I have to admit that I feel slight apprehension even with serving, because once, a man actually touched my niqab saying,
“So what’s this?”
and I was even then more apprehensive about helping them at the tables because of what they may say or do, but alhamdulillah, they were mostly just grateful. Even though I looked very different from what they’re used to seeing or even from the rest of the Muslim women who have served them at the soup kitchen, they didn’t say or do anything that violated my physical or emotional well-being. Alhamdulillah.
Later, N asked me, “So was it fun helping people with their trays?”
It actually feels good. It’s more direct interaction with the people and I really felt the humanity from them too. There was a man who probably has Parkinson’s and he needed help with carrying his tray and getting his cup of water. Then there was a woman who was shaking so much, she dropped her watermelon and she even slightly stumbled upon sitting on her chair. We had actually seen her walking towards the soup kitchen. Nt even talked to her at length about the Hijab and niqab, so when she saw me, she said,
“Niqab, Hijab, I remember those words! I love those outfits!”
For now, the kids are in love with serving the food. They don’t really want tasks where they have to interact with the people as much. I was watching them yesterday and I asked that Allah correct and purify our intentions in doing this. For them, even if it’s just the fun of serving food for now, it’s good. I do hope that they also realize the deeper significance of this deed and may Allah bless it such that it makes them into giving, loving, and helpful people to any and everyone who needs it, Muslim or not. May Allah bless it, for if He doesn’t, no matter how much effort we put into it, it will all be for naught, if not in this world, then in the hereafter.
Right after we were done, hubs picked H and I up, while the girls waited for Jn to pick them up for the Animal Shelter’s open house event. We had told them to make sure they pray Zuhr, and find a place. When they got back home, I asked them if they prayed Zuhr. Alhamdulillah, they did. Again here, balance. Fulfilling Allah’s rights and the rights of His creations. You can do all the volunteering jobs you can do, but if you don’t worship Allah as He has ordained, you’re going off balance. And you can worship Allah all you want in terms of rituals, but if you don’t fulfill the rights of His creations, you’re going off balance. You’re being an extremist.

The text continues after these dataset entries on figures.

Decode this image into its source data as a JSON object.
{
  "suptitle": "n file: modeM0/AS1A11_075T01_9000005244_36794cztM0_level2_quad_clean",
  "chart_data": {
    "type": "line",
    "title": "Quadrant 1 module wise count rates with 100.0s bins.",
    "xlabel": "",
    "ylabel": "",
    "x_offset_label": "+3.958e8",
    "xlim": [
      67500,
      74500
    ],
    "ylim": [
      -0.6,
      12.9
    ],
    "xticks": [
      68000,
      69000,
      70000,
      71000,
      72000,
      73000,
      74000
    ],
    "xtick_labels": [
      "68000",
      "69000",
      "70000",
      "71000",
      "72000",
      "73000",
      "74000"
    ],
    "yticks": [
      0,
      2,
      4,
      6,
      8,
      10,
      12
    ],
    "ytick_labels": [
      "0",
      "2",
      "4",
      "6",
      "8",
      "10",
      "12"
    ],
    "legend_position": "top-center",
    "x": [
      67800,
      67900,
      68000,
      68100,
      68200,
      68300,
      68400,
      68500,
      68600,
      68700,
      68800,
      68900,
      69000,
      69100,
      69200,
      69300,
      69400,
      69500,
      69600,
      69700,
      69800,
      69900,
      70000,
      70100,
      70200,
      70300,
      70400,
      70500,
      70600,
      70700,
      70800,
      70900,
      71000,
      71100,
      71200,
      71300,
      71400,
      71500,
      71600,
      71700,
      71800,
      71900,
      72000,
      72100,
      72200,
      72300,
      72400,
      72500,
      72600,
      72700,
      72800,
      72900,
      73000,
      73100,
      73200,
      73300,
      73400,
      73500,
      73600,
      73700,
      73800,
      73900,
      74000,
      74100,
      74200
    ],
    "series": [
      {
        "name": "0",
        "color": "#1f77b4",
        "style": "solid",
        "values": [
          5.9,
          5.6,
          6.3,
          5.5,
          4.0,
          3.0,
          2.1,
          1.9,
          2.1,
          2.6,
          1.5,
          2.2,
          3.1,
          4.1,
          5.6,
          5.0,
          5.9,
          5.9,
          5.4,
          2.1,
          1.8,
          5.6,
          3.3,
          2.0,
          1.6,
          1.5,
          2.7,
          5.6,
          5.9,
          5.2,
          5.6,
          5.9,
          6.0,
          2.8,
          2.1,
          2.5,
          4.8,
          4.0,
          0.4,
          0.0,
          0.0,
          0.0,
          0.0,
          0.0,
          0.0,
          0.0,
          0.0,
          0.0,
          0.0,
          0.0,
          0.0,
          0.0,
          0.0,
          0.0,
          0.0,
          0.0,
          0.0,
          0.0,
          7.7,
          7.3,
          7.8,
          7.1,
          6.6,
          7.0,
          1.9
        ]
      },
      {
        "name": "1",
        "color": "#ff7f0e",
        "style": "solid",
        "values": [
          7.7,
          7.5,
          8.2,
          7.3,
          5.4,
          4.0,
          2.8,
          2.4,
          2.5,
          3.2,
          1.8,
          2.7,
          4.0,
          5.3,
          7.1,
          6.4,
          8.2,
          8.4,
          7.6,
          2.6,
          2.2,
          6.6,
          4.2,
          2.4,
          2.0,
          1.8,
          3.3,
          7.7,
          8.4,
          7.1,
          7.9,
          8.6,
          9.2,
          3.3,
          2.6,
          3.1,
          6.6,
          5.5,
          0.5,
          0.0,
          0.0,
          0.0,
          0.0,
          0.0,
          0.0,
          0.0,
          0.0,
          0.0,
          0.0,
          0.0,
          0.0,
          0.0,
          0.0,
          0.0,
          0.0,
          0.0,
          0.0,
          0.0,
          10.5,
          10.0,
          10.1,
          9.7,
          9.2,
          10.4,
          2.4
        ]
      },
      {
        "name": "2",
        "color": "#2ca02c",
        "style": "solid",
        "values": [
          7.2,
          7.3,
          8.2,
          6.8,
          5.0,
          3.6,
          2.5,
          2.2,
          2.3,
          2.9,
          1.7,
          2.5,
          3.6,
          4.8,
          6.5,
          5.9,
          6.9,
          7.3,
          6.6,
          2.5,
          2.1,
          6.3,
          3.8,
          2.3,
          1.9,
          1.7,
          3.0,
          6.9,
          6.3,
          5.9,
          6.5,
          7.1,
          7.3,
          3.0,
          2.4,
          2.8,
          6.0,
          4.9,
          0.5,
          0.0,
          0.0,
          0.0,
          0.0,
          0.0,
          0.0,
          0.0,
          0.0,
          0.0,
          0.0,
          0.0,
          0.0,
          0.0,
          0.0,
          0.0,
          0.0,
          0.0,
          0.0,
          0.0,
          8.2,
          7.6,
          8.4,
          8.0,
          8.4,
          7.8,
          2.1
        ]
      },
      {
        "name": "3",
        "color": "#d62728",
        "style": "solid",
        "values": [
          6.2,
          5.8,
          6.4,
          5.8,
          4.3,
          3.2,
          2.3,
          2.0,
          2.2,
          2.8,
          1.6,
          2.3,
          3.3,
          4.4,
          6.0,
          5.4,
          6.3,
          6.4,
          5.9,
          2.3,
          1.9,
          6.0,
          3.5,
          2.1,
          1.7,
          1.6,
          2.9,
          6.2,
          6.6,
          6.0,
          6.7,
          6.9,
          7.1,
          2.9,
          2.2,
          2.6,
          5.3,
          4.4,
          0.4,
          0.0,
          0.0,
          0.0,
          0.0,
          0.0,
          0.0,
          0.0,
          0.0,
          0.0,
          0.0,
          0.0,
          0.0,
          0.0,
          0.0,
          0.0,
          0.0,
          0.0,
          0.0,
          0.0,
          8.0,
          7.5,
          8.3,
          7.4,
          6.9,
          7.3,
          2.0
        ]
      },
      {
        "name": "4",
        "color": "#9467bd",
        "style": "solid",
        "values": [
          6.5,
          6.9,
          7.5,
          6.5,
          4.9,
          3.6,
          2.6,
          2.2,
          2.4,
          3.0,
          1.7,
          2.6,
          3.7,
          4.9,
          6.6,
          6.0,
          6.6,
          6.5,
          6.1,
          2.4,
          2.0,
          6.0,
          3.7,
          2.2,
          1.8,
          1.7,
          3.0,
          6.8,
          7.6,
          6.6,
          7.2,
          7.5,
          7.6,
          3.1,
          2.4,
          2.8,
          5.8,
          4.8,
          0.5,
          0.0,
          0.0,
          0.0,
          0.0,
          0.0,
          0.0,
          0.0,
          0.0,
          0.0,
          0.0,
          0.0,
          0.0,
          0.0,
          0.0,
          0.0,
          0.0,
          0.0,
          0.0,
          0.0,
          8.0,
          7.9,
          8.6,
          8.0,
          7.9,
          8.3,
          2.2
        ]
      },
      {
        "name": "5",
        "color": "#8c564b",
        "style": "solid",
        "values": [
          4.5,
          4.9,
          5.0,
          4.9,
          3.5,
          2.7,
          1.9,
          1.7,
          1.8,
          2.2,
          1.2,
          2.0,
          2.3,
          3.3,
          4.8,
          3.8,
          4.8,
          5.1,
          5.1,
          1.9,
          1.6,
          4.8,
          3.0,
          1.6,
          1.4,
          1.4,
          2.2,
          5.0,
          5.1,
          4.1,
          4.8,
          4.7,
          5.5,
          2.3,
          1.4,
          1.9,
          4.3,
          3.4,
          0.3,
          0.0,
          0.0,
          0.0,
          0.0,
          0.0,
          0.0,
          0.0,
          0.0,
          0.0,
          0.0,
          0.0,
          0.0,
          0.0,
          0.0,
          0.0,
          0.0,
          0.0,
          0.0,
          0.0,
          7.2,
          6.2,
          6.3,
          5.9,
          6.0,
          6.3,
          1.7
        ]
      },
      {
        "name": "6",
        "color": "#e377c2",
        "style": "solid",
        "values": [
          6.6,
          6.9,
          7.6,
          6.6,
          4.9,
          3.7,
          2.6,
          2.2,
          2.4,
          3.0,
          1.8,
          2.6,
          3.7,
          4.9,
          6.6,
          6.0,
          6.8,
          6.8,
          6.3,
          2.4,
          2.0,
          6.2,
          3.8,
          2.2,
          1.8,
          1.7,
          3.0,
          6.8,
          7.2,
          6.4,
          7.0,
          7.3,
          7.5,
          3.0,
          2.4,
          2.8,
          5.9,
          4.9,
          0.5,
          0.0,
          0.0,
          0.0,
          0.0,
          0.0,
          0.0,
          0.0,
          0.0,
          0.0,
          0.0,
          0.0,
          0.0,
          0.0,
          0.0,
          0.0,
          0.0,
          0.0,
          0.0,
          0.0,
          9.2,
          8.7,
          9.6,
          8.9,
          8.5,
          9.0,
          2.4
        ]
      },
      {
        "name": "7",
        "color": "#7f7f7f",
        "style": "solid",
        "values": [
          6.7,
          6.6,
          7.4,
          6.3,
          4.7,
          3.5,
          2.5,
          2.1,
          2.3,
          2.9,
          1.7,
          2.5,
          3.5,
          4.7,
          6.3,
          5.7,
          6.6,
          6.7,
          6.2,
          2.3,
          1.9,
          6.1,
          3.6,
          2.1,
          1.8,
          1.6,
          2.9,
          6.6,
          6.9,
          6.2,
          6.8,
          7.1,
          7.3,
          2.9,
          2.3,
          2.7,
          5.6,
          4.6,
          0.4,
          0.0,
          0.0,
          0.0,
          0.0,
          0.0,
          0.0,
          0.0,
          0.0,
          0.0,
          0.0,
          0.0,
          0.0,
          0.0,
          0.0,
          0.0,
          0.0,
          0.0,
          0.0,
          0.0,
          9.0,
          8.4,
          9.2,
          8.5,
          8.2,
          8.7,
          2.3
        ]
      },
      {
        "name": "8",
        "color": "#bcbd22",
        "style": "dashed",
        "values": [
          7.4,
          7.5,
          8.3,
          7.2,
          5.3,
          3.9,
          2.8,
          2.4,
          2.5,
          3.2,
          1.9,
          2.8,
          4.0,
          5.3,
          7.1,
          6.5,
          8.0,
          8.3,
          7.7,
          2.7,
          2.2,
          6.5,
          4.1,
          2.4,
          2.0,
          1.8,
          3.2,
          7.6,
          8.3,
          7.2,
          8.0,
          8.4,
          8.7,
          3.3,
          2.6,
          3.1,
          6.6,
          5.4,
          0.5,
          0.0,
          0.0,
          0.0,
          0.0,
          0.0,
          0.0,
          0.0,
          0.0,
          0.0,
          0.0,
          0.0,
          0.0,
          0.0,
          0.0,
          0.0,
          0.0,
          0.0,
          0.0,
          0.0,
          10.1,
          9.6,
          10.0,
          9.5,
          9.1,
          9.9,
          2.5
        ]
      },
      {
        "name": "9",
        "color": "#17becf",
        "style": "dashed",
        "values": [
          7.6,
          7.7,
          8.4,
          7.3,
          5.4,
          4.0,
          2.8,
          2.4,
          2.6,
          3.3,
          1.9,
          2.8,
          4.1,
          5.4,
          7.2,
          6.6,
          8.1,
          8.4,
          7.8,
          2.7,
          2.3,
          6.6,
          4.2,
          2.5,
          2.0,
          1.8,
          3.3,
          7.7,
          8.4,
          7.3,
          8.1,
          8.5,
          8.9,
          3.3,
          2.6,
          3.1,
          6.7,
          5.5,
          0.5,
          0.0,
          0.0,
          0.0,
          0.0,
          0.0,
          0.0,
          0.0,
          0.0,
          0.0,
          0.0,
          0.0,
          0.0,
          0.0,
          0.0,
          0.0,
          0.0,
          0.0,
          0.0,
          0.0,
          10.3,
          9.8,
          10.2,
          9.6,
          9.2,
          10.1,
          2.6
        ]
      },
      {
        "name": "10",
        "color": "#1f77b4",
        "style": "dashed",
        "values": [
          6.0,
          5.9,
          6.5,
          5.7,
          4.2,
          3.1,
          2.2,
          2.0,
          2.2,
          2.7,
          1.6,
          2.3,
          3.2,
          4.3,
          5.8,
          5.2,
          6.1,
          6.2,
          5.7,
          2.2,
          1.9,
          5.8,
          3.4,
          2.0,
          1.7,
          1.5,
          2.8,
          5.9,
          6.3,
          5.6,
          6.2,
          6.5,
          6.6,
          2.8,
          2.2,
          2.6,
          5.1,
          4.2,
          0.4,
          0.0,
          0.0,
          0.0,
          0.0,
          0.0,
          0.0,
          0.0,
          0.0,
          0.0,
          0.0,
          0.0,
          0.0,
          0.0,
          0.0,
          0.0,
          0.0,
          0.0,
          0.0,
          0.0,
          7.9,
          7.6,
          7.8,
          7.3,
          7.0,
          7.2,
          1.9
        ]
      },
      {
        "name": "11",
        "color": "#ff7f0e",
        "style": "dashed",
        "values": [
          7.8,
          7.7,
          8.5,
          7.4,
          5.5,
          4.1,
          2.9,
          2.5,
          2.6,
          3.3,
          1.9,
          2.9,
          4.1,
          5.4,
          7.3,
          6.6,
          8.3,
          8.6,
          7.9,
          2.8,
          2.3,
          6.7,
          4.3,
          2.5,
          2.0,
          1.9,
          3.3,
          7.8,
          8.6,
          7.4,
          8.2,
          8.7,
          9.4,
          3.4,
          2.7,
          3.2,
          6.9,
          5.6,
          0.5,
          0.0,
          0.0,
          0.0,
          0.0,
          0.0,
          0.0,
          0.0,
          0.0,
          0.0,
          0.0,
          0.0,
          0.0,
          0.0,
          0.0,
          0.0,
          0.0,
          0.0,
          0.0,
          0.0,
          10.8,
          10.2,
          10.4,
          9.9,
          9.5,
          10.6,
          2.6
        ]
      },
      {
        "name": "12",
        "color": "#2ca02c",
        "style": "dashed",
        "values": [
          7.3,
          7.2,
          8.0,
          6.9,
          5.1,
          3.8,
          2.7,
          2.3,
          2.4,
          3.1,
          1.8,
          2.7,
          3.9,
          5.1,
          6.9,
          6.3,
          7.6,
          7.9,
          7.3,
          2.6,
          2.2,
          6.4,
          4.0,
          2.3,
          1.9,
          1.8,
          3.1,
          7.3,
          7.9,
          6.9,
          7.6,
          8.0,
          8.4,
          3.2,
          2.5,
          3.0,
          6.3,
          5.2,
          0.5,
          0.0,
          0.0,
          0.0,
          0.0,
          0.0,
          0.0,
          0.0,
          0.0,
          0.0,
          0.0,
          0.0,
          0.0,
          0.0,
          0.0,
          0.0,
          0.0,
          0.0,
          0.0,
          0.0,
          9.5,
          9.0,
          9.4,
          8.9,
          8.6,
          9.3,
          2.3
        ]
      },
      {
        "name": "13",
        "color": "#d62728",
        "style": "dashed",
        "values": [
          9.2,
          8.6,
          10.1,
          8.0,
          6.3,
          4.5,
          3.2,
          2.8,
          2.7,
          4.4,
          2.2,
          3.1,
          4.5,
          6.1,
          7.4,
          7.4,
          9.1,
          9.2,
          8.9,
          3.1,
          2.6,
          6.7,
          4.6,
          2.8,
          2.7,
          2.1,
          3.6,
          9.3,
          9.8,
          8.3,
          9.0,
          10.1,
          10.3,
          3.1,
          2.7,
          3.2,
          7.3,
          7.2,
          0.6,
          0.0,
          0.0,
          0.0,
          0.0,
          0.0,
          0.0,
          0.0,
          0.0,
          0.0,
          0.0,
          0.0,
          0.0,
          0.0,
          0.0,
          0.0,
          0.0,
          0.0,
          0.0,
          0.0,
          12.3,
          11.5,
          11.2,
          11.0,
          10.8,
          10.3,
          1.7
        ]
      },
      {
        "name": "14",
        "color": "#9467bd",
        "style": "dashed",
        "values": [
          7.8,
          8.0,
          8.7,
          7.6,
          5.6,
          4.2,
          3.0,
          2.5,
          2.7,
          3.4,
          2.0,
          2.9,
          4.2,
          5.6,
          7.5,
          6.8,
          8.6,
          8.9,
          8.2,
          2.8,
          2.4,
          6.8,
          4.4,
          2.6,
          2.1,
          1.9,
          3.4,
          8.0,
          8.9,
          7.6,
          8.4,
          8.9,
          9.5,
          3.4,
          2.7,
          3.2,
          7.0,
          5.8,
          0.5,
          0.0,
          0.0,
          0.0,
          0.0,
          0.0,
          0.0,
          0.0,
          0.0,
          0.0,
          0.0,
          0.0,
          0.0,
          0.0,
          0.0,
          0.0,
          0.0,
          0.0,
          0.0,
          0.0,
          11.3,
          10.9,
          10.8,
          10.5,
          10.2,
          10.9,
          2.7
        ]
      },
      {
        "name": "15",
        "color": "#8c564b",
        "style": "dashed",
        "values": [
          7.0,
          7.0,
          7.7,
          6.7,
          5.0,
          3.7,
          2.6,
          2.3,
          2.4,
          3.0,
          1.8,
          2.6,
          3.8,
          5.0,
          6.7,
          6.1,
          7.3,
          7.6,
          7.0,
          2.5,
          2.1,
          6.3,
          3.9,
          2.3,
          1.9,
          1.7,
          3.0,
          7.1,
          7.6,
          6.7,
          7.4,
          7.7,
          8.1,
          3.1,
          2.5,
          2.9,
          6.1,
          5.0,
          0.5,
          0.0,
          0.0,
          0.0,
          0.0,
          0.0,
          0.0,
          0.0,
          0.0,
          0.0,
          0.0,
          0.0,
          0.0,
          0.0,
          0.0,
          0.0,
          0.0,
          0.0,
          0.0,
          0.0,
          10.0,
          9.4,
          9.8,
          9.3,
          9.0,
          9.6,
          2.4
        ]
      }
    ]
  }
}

Praying in awkward circumstances is one of the challenges of living in a majority non Muslim country. Ever since they were young, we’ve struggled with this and we kept training them to excuse themselves or just take a few minutes from class, soccer practice, games etc, to pray when the time comes, whether it be in a secluded corner, on the soccer field, in a hallway, behind the staircase, etc. But they have to pray. This is one experience they have that Muslims living in Muslims countries are probably not familiar with as Musallah are easily found in Muslim majority countries. It makes it easier to just go to a masjid or musallah and do your prayer when the time for that prayer comes in, but here, you have to be creative while also keeping in mind the Islamophobia that is going on. They might think we are warming up for a ‘terrorist’ attack of some sort when they see us in bowing and prostrating positions in a weird place like a parking lot. You never know. People think all sorts of things, and so this is the challenge we have to face in practicing our religion where Islam is seen in a horribly bad light. But alhamdulillah, I hope the kids are pretty established in their prayers so far, that they know what to do even when we’re not with them. Prayer is non negotiable. They know that.
Rabbij ‘alnee muqeema salaati wa min zhurriyati Rabbana taqabbal du’aa. Ameen!
Oh my Rabb, make me of those who establishes prayer and from my progeny too, Oh our Rabb, You are the acceptor of supplications. Ameen!